Computational photography refers broadly to sensing strategies and algorithmic techniques that enhance or extend the capabilities of digital photography. Representative techniques include high dynamic range (HDR) imaging, flash-noflash imaging, panoramic stitching, and refocusable photography. Although interest in computational photography has steadily increased among graphics and vision researchers, progress has been hampered by the lack of a portable, programmable camera platform with enough image quality and computing power to be used outside the laboratory, i.e. for everyday photography. Similarly, courses in computational photography are offered in dozens of universities nationwide. However, none of these courses provide students with a camera on which they can implement the algorithms currently being published in the literature.
To address these two problems, we are building an open-source camera platform (called Frankencamera) that is portable, self-powered, connected to the Internet, and accommodates SLR-quality lenses and sensors. We also describe a software architecture based on Linux, and an API with bindings for C++, that permits control and synchronization of camera functions at the microsecond time scale. Our API includes pre-capture functions like metering and focusing, an image post-processing pipeline, a user interface toolkit for the viewfinder, and support for current and future I/O devices. Our plan is to distribute this platform at minimal cost to researchers and university instructors nationwide, using the computational photography courses they already teach as a natural distribution vehicle. Instructors will apply to us to be part of this outreach program, and a standing committee will evaluate these applications. Our long-term goal is to spur creation of a community of photographer-programmers who write plug-ins and apps for cameras.

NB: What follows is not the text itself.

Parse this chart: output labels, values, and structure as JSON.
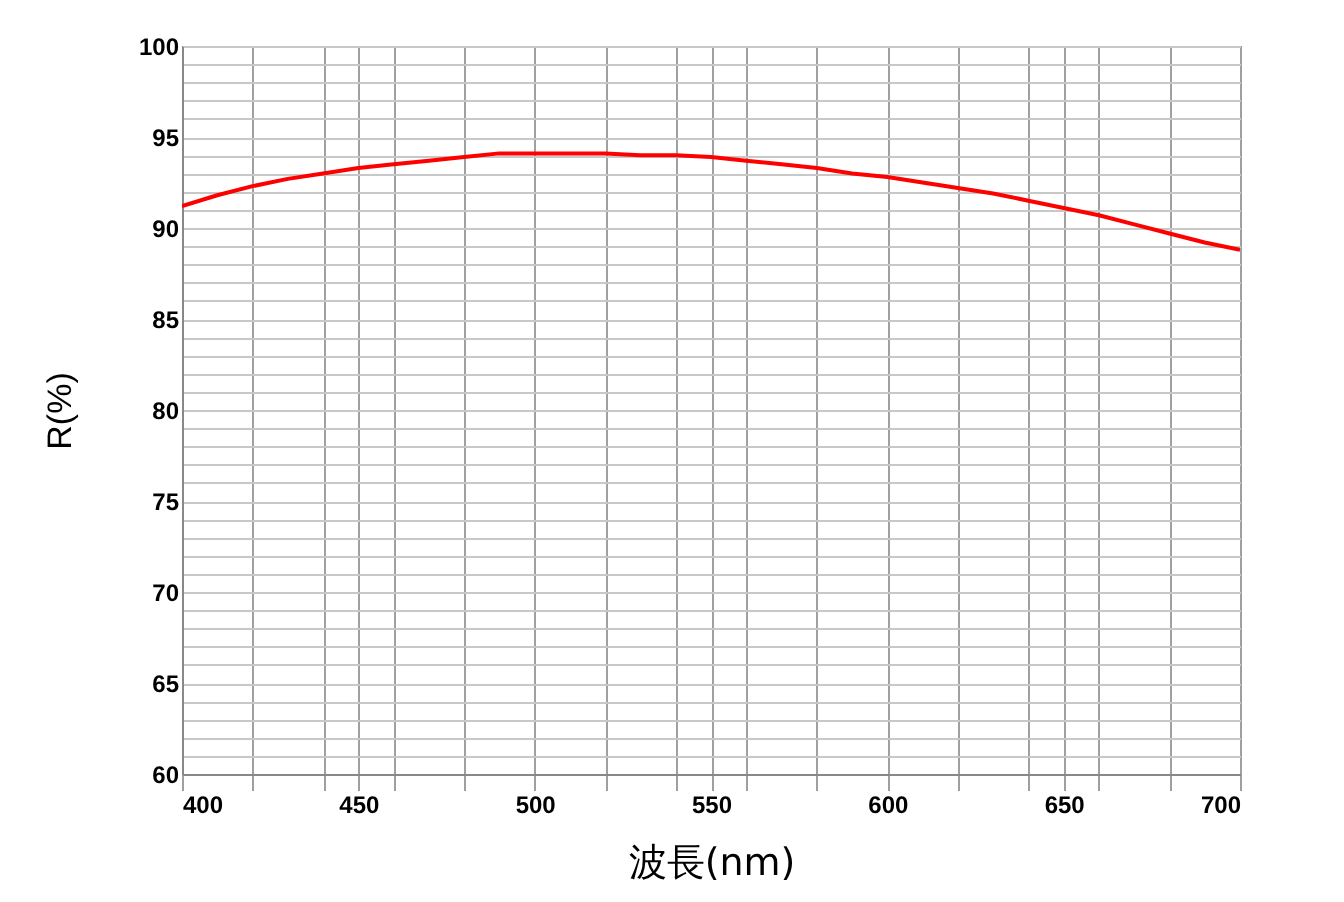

Photography has under gone an enormous change over the past two decades, as we have shifted from using film to using silicon as our image sensing media. Original "digital" cameras were replica of "analog" film camera – the only change was in the material used in light sensing. Yet, the fact that the image was now essentially a collection of digital values opened up the ability to compute on these values before presenting them to the user, enabling one to "compute" the final image. This greatly increased the capabilities of the photographer, and led to the creation of a new research area called computation photography. Our grant was to further research in this area by creating new computational photography algorithms, and programmable camera platforms that would allow researchers to try these ideas out in the "field." This research has led to a number of user programmable cameras which we called Frankencameras, and software systems that work with them. The need to let the user have tighter control of the image led to the development of Fcam, a new camera application interface. This interface has been adopted by Google (Gcam) and is in their current release of Android. We also created Halide, a new language which made it much easier for users to create high-performance imaging applications. The key insight behind Halide is to separate the description of the algorithm from the scheduling optimizations (loop unrolling, exchange, fusions, vectorization, etc.) that are needed to achieve good performance. Halide has also been picked up and is being used in industry. With the ability for application designers to create interesting new applications, in the fourth version of the Frankencamera, the F4, we merged a high-performance image sensor, micro 4/3 lens, Zynq FPGA, and Android system to create an Android camera where an application programmer can program the image signal processor as well as the code running on the application processors. This allows a designer to create a new computational photography application, and try it out on his "camera" in the same day.